Mr. Parent smiled, with a slight shrug of his shoulders, but made no comment.

“Would you mind telling me how you made your start toward success?”

The light of reminiscence came into the Premier’s eyes and his smile was more pronounced. After a very brief pause he said:

“You flatter me by the use of that word success; but if you want to know how I began my career I will assure you that I began it with a failure. My father was a merchant across the river in Beauport, where I was born, and before I was old enough to appreciate how much I did not know I branched out into business for myself. I started a grocery store. It failed, and I decided that I was unfit to be a successful grocer.

“A fair education gained at the normal school enabled me to obtain a place in a law office of S. B. Langois here in Quebec. After I had been with him a short time he strongly advised me to take up law as a profession. I was beginning to feel a pronounced inclination in this direction, and, stimulated by his encouragement, I began to study hard. I took the course at Laval University, and after graduation commenced to practice chiefly at first in the police courts.

“Gradually my clients increased in numbers and my cases in importance. Politics had always interested me. I became somewhat active in this field, and, although I have never tried to practice the art of oratory, for which I have no gift, I was elected to the County Council of Quebec in 1890. Three years later I was made Mayor of the city and not long afterwards Premier of the Province. My career since then has been largely official and a matter of record.”
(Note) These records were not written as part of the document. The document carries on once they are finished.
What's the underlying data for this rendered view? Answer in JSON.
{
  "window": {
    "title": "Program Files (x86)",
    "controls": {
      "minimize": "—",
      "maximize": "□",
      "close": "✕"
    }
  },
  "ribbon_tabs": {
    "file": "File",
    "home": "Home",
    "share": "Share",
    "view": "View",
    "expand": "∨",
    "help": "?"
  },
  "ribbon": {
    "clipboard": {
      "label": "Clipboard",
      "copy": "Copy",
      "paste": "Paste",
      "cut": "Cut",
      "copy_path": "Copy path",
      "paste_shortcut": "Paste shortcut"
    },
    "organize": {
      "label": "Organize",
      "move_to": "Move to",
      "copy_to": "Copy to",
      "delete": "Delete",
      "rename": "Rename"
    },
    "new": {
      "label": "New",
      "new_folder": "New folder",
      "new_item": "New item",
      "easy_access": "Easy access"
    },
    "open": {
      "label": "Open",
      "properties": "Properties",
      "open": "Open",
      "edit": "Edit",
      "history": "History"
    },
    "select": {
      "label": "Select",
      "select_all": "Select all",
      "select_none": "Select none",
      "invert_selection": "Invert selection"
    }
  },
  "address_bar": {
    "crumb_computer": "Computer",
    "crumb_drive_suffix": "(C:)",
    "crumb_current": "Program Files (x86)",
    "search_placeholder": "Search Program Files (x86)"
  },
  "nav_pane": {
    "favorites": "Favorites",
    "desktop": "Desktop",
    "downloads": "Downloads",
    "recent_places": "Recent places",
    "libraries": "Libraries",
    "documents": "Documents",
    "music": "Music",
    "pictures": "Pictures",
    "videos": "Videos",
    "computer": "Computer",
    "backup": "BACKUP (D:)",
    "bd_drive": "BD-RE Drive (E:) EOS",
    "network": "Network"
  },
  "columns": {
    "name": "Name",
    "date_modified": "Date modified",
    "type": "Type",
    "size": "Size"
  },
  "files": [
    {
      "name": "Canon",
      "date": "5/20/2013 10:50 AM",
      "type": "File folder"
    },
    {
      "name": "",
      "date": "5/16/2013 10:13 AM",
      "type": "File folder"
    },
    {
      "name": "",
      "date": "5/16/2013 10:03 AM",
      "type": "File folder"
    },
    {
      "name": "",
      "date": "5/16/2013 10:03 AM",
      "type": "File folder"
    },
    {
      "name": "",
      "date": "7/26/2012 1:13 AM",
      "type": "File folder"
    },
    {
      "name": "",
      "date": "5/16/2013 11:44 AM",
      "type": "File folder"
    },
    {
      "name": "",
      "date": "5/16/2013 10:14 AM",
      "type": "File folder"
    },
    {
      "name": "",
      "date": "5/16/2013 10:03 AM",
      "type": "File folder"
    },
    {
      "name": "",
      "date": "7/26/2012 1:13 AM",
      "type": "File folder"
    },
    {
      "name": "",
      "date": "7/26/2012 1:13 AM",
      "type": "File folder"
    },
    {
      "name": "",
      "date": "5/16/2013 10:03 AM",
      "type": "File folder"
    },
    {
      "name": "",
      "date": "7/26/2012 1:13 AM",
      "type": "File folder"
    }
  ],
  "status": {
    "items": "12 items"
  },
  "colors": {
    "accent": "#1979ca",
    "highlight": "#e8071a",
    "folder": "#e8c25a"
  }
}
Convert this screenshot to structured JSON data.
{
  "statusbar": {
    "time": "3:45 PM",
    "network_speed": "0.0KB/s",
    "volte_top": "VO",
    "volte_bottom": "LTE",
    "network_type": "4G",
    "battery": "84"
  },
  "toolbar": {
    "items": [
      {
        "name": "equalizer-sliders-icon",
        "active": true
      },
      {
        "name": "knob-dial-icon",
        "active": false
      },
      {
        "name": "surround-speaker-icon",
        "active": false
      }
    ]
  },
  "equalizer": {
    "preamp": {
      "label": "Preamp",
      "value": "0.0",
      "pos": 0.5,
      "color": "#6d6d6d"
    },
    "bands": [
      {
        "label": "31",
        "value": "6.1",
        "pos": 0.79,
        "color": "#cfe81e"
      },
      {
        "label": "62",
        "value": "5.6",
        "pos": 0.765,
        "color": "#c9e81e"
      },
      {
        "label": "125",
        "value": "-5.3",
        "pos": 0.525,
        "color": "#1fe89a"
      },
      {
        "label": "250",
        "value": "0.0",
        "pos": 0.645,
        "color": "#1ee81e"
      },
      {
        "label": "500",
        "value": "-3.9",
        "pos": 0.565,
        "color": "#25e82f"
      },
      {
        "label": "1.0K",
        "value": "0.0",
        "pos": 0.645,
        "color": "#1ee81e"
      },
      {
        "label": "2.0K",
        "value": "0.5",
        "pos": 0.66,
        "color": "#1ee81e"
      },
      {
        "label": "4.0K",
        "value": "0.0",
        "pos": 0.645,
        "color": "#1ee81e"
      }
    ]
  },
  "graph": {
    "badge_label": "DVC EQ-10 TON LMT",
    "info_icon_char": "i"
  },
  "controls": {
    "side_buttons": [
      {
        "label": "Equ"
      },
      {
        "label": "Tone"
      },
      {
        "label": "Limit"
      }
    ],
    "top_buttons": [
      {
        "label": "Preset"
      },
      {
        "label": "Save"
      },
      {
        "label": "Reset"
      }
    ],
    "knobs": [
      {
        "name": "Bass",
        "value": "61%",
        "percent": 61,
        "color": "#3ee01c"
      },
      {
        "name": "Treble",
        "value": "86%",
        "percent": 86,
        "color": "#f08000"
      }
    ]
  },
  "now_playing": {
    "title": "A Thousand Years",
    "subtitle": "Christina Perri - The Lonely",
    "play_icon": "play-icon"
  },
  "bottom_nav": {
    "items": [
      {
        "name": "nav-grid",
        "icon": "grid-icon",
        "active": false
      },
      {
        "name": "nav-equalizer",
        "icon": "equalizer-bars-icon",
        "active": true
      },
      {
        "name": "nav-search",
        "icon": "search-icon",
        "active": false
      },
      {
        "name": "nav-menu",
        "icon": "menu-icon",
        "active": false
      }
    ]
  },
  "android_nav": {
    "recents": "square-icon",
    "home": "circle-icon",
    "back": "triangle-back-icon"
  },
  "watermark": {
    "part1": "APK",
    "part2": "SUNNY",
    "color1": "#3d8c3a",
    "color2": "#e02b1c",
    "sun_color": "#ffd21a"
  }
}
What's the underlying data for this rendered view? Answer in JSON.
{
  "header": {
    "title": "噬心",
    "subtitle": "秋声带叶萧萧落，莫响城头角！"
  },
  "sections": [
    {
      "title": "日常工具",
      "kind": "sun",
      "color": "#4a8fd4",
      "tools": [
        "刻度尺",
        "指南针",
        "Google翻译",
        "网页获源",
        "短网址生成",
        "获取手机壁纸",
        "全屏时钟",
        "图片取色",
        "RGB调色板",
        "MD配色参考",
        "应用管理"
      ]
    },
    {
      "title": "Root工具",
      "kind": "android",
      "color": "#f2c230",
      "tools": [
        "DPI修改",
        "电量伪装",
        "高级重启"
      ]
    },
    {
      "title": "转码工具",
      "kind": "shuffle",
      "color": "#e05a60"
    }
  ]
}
“It is said that you have given the province and the city the best business administration they have ever had. You know more about business now than when you ran the grocery store, for instance.”

“Oh, yes,” laughed Mr. Parent, “a great deal more. For one thing, I have learned that the price of a business success is eternal vigilance. I have found that the only way to conduct affairs of a municipality along strictly business lines is to watch the committees—to watch their every move. It is in these bodies that the financial leaks are most likely to occur. Not having to carry the main responsibility for public expenditures, committees are inclined to be too generous, too confident of the resources of the treasury. I have no doubt that this is as true in your country, the United States, as in Canada.

“We have ten committees which are meeting constantly. During the eleven years I have been in office I have not missed a single meeting, which is one of the main causes, I think, of whatever success I may have had as a public administrator.”

“Your position as the representative of a large population of both French and English must have its difficulties,” I remarked.